When calculating the potential fly ash contribution to concrete, the evaluation assumed that each fly ash replacement rate and cement use rate is equally likely. Furthermore, the evaluation assumed that the fly ash replacement rate selected was independent of the cement use rate. Weighting all values equally is anticipated to bias calculated results high, because studies report fly ash replacement rates around 15 percent to be more common in practice (US EPA, 2012d). This assumption is considered appropriate in the absence of detailed information on the frequency at which different replacement rates occur in practice. These conservative assumptions are likely to overestimate potential releases. However, the magnitude of this overestimation is unknown.

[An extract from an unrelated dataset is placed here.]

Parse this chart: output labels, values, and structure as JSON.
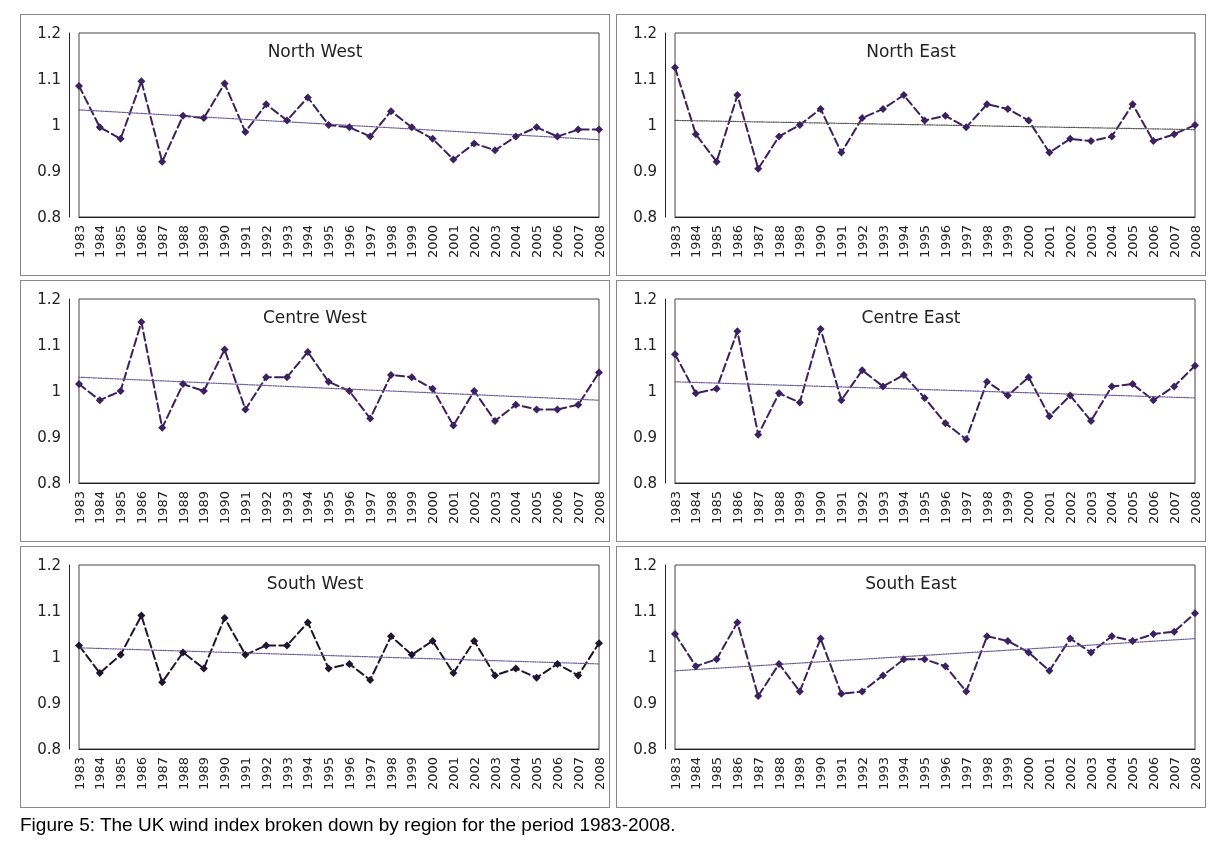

Comparison to Analogous Products The statistical comparison to analogous products conducted in Step 2 (Comparison of Available Data) indicated that concentrations of manganese and silver in fly ash are either less than or equal to those in portland cement. The evaluation considered the possibility that the statistical tests may be unduly influenced by a small number of extreme values present in the datasets. However, removal of the high-end values from either the fly ash or portland cement datasets did not change the results of the statistical tests. The evaluation also considered whether the data available from Eckert and Guo (1998) may overestimate COPC concentrations in portland cement because the data are from kilns co-fired with hazardous waste-derived fuels. While these data represent actual cements generated in the United States, it is unknown if the manganese concentrations measured in this relatively small number of samples are 5-8 any higher than the national distribution of portland cement. However, while there is some uncertainty associated with these data, the impact on the conclusions of the evaluation is negligible. Even if manganese had been retained through Step 2 (Comparison of Available Data), this COPC would have been screened out by a wide margin in Step 4 (Screening Assessment), when the 90th percentile exposure concentration of 1.5 mg/kg was compared to an HBN of 2,794 mg/kg and an Eco-SSL of 220 mg/kg (US EPA, 2007b). Silver concentrations were not reported in Eckert and Guo (1998).